Surveillance cameras. Airport security lines. Barred shop windows. We see manifestations of societal fears every day, and daily news reports on the latest household danger or raised terror threat level continually stoke our sense of impending doom.
In "A Philosophy of Fear", Lars Svendsen explores the underlying ideas and issues behind this powerful emotion, as he investigates how and why fear has insinuated itself into every aspect of modern life.
Svendsen delves into science, politics, sociology and literature to explore the nature of fear.
He discusses the biology behind the emotion, from the neuroscience underlying our fight or flight' instinct to how fear induces us to take irrational actions in our attempts to minimize risk.

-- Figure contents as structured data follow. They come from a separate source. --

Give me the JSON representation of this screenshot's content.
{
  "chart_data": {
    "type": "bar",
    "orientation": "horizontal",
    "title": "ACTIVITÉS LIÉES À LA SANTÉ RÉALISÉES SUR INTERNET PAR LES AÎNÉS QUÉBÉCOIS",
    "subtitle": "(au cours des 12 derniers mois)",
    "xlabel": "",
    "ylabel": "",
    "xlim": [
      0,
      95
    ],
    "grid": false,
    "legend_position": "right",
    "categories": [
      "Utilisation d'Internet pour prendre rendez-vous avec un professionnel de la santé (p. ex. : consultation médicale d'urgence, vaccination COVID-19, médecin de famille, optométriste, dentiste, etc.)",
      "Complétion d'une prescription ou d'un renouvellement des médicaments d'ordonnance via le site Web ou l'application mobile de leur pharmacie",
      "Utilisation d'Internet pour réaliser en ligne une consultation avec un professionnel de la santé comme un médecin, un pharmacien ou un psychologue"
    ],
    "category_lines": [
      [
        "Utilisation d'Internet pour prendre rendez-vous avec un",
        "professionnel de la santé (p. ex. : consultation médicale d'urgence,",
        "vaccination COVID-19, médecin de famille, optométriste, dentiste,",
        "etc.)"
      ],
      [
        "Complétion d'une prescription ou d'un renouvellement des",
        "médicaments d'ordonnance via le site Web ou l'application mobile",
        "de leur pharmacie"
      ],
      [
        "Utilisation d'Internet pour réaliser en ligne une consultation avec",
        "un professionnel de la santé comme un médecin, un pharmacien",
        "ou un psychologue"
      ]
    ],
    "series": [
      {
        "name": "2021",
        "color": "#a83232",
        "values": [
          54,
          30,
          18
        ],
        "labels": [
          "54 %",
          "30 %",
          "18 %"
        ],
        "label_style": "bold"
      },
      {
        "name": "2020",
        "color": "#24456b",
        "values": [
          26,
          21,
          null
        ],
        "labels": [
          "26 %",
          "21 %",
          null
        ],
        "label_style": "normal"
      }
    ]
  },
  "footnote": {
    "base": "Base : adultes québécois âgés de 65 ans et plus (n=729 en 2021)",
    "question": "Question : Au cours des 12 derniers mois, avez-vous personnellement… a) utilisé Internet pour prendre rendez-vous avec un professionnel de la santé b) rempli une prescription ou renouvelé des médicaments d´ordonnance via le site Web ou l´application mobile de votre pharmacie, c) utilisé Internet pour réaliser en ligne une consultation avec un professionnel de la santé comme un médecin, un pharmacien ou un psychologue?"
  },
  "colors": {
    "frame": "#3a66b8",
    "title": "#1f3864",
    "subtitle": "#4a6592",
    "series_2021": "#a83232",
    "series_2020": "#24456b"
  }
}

The book then turns to the political and social realms, investigating the role of fear in the philosophies of Machiavelli and Hobbes, the rise of the modern risk society, and how fear has eroded social trust.

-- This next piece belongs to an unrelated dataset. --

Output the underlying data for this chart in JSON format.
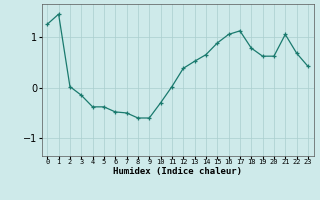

The political use of fear in the ongoing War on Terror also comes under Svendsen's probing gaze, as he investigates whether we can ever disentangle ourselves from the continual state of alarm that defines our age. Svendsen ultimately argues for the possibility of a brighter, less fearful future that is marked by a triumph of humanist optimism.
An incisive and thought-provoking meditation, "A Philosophy of Fear" pulls back the curtain that shrouds dangers both imagined and real, forcing us to confront our fears and why we hold to them.